Understanding your parents and their actions is a difficult task. What makes them tick? What do they do when you’re not around? What secrets do they have? I was privileged enough to have a normal/stable upbringing, with my Dad an ever-present in my life, but only now am I beginning to truly understand him as a person and how he became the man he is. Growing up without a father in your life isn’t unusual (recent figures suggest more than 1 in 4 live without a father in the home in the US), but that doesn’t make understanding his absence any easier.

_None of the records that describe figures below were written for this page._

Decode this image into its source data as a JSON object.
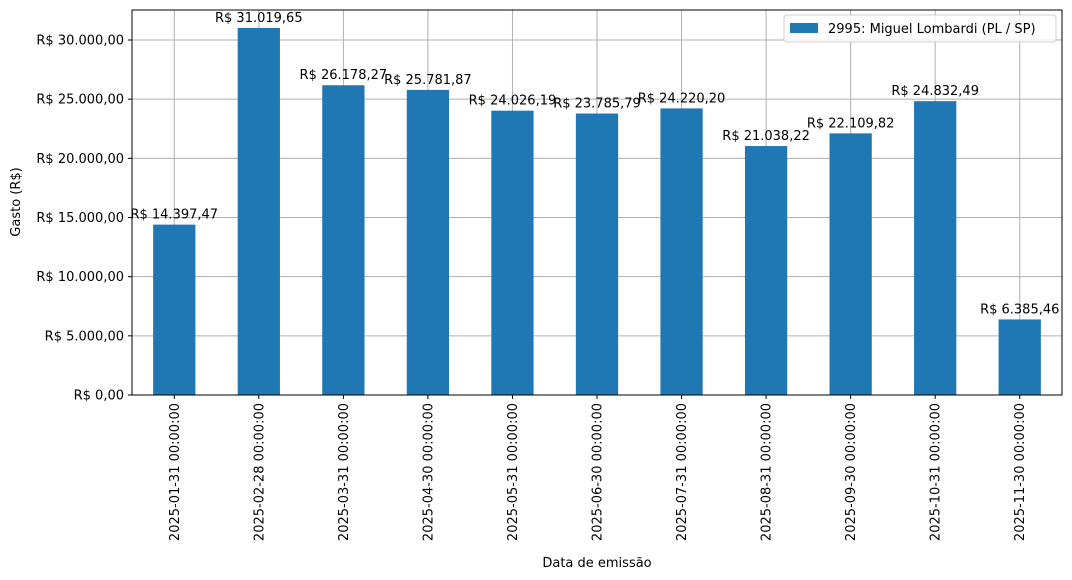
{
  "chart_data": {
    "type": "bar",
    "title": "",
    "xlabel": "Data de emissão",
    "ylabel": "Gasto (R$)",
    "ylim": [
      0,
      32500
    ],
    "grid": true,
    "legend_position": "upper right",
    "categories": [
      "2025-01-31 00:00:00",
      "2025-02-28 00:00:00",
      "2025-03-31 00:00:00",
      "2025-04-30 00:00:00",
      "2025-05-31 00:00:00",
      "2025-06-30 00:00:00",
      "2025-07-31 00:00:00",
      "2025-08-31 00:00:00",
      "2025-09-30 00:00:00",
      "2025-10-31 00:00:00",
      "2025-11-30 00:00:00"
    ],
    "series": [
      {
        "name": "2995: Miguel Lombardi (PL / SP)",
        "color": "#1f77b4",
        "values": [
          14397.47,
          31019.65,
          26178.27,
          25781.87,
          24026.19,
          23785.79,
          24220.2,
          21038.22,
          22109.82,
          24832.49,
          6385.46
        ]
      }
    ],
    "bar_labels": [
      "R$ 14.397,47",
      "R$ 31.019,65",
      "R$ 26.178,27",
      "R$ 25.781,87",
      "R$ 24.026,19",
      "R$ 23.785,79",
      "R$ 24.220,20",
      "R$ 21.038,22",
      "R$ 22.109,82",
      "R$ 24.832,49",
      "R$ 6.385,46"
    ],
    "yticks": [
      0,
      5000,
      10000,
      15000,
      20000,
      25000,
      30000
    ],
    "ytick_labels": [
      "R$ 0,00",
      "R$ 5.000,00",
      "R$ 10.000,00",
      "R$ 15.000,00",
      "R$ 20.000,00",
      "R$ 25.000,00",
      "R$ 30.000,00"
    ]
  },
  "legend": {
    "label": "2995: Miguel Lombardi (PL / SP)"
  }
}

Filmmaker Freddie Griffiths knows exactly why his dad left his life when he was aged just seven and in his RCA grad film My Dad’s Name Was Huw. He Was An Alcoholic Poet. he looks to investigate his troubled life through the “only tangible items” he left behind.
“My dad died when I was 7 from a cancer largely induced by his addiction to alcohol” Griffiths explains, as we discuss the inspiration behind his short. “I was left nothing from my dad, as he had nothing left to give by the time of his death. 15 years on I was given a stack of poems that he had written. These poems are the only tangible items I have of his. These poems which he so clearly used as a release for his torment became my way to better understand both him and the illness that consumed him”.
“Sunday, Tuesday, Friday..Same..All days are the same”
Often students films can tackle heavy subjects like illness, death or grief because they believe this is what makes a good story. To bring these stories to the screen in an impactful way, you truly need to understand your subject and sometimes this will only happen with a little life-experience. Griffiths, unfortunately, has that life-experience and it radiates through his film.
My Dad’s Name Was Huw. He Was An Alcoholic Poet. isn’t trying to present an overly dramatic depiction of an alcoholic. It doesn’t focus on the arguments, the violent outbursts and the other tropes we usually associate with alcoholism on-screen. Instead it’s a film that tries to get under the skin of the disease and present the human face of this illness.
“I wanted to show a personal story of addiction, one that was voiced through the creative outlet of his poems. It was not only a journey for me as a director to somewhat achieve peace with his death, it also was a chance to give a very personal account on the effects of addiction, something which I feel is under represented in animation.”
“Life..should you fear to call it that..Had it’s own pattern..not yours..his..”
Though Griffiths film could well touch a very specific nerve for anyone with experiences of alcoholism, there’s enough creativity and insight in the film to mean it won’t have limited appeal. Owen Teale’s reverberating voiceover adds the necessary weight to the heavy, yet insightful poetry, while Griffiths’ animation style feels both familiar and fresh – it’s an usual aesthetic choice for a film of this type – and adds a certain level of accessibility to what could easily have been an impenetrable piece.
Having witnessed the destructive power of alcoholism and addiction first-hand and seen the true devastation it leaves behind, I often struggle to connect to films on this subject as they never feel genuine or believable. Watching My Dad’s Name Was Huw. He Was An Alcoholic Poet. doesn’t just feel like your witnessing a sketchy portrait based on cliches and expectations. This is a personal investigation into a family member and the thing that killed him. In a way this film feels as if it was made as much for Griffiths, as it was for anyone else and I hope by making it, Freddie got to understand his father a little better.